The appellant also contended that he had made full reparation to Ms Vaka because he had joined his parents in visiting her in hospital to apologise and to make her a gift of $200.
“The primary judge did not expressly address the question whether the appellant had shown remorse. Her Honour recorded that Ms Vaka had stated that it was the appellant's mother who visited her in hospital and given her $200. He accompanied his mother to the hospital.
“Even if the appellant were remorseful and he apologised to Ms Vaka and personally made the gift of $200, that would not mean that he made full reparation,” stated the Appeal judges.

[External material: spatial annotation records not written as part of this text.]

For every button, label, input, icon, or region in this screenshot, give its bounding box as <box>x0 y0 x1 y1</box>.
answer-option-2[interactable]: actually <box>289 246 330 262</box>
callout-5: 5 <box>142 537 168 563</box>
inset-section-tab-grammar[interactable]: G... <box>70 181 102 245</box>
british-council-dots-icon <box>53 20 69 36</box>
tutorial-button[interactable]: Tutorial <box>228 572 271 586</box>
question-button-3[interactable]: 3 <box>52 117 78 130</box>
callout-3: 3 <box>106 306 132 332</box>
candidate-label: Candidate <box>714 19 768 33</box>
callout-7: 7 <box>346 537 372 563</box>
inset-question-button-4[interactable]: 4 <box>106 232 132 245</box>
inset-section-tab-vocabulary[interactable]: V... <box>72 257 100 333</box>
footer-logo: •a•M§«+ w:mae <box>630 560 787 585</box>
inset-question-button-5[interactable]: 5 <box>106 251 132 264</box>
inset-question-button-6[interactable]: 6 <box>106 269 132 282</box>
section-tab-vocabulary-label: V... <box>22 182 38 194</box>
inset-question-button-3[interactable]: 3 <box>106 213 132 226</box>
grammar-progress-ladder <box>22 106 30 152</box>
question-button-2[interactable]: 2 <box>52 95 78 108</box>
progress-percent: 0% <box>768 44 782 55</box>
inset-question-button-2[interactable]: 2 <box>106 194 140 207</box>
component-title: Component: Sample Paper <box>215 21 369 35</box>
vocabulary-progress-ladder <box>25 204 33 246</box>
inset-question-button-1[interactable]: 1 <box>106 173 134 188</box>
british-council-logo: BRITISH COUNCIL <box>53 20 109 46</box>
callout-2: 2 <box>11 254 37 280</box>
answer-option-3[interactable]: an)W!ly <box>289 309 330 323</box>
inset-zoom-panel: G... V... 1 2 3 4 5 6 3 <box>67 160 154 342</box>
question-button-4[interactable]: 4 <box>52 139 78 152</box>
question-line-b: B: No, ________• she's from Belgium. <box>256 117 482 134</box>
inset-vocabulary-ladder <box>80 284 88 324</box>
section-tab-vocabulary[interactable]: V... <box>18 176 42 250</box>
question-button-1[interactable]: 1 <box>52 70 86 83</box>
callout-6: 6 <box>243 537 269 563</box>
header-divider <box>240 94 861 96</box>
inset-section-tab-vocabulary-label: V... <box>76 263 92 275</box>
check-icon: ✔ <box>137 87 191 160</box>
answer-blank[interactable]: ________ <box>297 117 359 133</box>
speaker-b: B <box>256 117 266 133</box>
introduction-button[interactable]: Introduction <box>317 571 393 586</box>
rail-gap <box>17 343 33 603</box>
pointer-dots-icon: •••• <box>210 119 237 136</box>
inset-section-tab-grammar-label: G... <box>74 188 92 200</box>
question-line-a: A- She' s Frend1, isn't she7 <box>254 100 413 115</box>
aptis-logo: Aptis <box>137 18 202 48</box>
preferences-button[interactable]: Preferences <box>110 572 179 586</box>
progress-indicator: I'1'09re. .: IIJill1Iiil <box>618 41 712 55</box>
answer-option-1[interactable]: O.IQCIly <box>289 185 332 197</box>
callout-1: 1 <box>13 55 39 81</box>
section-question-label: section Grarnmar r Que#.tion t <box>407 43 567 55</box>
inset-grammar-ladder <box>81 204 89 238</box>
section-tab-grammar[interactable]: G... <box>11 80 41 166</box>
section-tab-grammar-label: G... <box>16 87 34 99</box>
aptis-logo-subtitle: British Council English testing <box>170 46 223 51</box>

“Ms Vaka was hospitalised for about two months during which time her family incurred expenses to provide her with food and care. After her discharge from hospital she was bedridden for two months, after she attempted to walk again. She continued to suffer disability. $200 was not full reparation. The ground of appeal that the appellant made full reparation should be rejected.”
The Appeal Court also determined that the primary judge did not expressly refer to these matters as factors in mitigation.
“We do not conclude that her Honour failed to consider them. Even if she failed to do so, that would not warrant a further reduction in sentence. As indicated above, the primary judge's discount of two years in mitigation was generous having regard to all mitigating factors. For these reasons the appeal was dismissed,” ruled the Appeal Court.